The barriers to having this productive conversation are high because we face challenges even within disciplines. For example, I was trained in statistics insofar as it is applied in the social sciences and not machine learning. When I say things like independent and dependent variables and coefficients, my computer science friends reply with parameters, features, and labels. Huh? But I’m not alone. As the disciplinary distance grows so does the rate of misunderstandings and mistranslations. For example, in the paper session following Patricia Williams’s talk there was a valiant effort, prompted by Cynthia Dwork, to relate Williams’s personal story about racial bias in algorithmic osteoporosis diagnoses with a PhD student’s research on disparate impacts on subgroups. There was some common acknowledgement of the issue but the dialogue quickly hit a wall seemingly out of  a difficulty in translating terms and concepts into each other’s languages, still largely trapped in siloes. I could relate. To a sociologist, the computer science language around social values and ethics is a bit strange. The focus on algorithmic “fairness” seems trivial and myopic. A parent giving one child a cupcake and not the other is unfair. Social problems, on the other hand, are described in weightier terms like unequal, inequitable, or unjust. Likewise, algorithmic “bias” seems to locate the dicrimination in the internal, individualistic prejudice of the code itself. Sociologists would instead use words like structural and systemic inequality or institutionalized racism to talk about the discriminatory impacts of algorithms and the sociocultural environment that produces them. Which “object” of analysis — algorithms or institutions — to emphasize will necessarily be influenced by one’s disciplinary lens, but we must recognize that each framing misses something and only together do they provide a fuller picture. 
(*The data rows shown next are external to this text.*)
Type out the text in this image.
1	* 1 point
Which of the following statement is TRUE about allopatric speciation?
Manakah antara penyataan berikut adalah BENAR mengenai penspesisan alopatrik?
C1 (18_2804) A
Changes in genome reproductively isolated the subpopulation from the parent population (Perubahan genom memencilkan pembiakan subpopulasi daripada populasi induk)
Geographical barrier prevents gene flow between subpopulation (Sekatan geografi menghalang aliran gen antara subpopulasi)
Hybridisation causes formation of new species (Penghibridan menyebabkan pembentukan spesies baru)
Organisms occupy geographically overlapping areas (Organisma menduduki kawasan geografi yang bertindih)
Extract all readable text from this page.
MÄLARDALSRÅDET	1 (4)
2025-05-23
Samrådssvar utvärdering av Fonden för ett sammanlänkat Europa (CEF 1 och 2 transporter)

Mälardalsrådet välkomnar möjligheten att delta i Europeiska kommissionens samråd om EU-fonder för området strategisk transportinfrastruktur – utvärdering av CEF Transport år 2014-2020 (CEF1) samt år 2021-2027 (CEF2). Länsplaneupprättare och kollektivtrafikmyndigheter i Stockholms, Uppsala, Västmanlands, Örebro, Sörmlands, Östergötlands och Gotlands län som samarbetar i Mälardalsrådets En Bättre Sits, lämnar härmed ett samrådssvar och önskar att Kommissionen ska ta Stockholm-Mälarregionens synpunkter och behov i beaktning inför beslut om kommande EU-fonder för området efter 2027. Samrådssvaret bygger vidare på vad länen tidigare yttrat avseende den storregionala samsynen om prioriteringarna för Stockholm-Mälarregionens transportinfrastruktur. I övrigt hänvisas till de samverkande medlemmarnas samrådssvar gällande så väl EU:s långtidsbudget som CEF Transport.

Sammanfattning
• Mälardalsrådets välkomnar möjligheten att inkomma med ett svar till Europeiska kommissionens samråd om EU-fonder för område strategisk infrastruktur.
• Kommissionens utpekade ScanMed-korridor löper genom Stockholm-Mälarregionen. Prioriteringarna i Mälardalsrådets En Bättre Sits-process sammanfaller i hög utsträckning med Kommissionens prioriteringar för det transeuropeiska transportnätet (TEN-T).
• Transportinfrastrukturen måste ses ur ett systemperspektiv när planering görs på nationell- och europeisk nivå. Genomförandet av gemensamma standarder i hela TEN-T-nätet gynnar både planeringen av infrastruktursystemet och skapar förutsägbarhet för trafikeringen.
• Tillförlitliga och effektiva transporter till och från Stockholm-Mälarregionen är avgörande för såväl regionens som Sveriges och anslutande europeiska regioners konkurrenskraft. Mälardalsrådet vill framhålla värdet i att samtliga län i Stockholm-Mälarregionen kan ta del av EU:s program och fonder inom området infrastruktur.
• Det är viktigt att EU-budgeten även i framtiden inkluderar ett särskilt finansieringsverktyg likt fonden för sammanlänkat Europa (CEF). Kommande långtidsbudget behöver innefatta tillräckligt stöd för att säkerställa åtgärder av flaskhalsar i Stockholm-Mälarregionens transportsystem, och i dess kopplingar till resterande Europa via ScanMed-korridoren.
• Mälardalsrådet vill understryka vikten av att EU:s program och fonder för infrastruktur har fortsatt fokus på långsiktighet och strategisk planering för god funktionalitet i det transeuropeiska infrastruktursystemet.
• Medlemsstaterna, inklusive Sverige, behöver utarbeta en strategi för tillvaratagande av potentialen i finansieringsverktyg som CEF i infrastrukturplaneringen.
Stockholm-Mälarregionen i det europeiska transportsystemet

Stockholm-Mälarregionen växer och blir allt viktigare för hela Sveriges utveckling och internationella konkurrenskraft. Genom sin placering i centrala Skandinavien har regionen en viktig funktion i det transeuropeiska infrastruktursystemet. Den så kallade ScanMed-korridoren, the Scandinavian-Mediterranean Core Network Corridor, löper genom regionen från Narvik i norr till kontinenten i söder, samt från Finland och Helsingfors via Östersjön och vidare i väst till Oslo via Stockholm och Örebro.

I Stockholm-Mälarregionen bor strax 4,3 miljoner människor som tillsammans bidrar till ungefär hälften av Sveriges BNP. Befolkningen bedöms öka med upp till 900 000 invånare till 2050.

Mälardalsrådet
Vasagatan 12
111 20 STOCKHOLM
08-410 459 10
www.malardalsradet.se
It is our struggle to translate each other’s words, framings, and perspectives that causes friction in identifying not only the problems that need to be solved but also which solutions to advocate. A sociologist may have a knee-jerk reaction against algorithmic solutions to problems that algorithms cause in the first place. As Kearns and Roth put it, tweaking algorithms to be more fair feels like rearranging the deck furniture on the Titanic. Indeed, my instinct is to scream from the bow, “Just regulate the ship so it steers away from the iceberg!” But even I can admit that regulation is just one (imperfect) tool of dealing with the problem. We will surely need legal interventions to prevent harms and offer redress, but we shouldn’t eschew technical solutions just because they are hard to understand or because, as non-technical social experts, we may have an (unconscious) bias against technical mediations of human experience more broadly. It will take all of us to come together to brainstorm solutions, and we have to start now. The algorithmic genie is out of the bottle and to take full advantage of it (rather than the other way around) we have to be able to speak each other’s language. The more we engage with each other the more likely we are to cast off our disciplinary blinders and discover creative paths forward.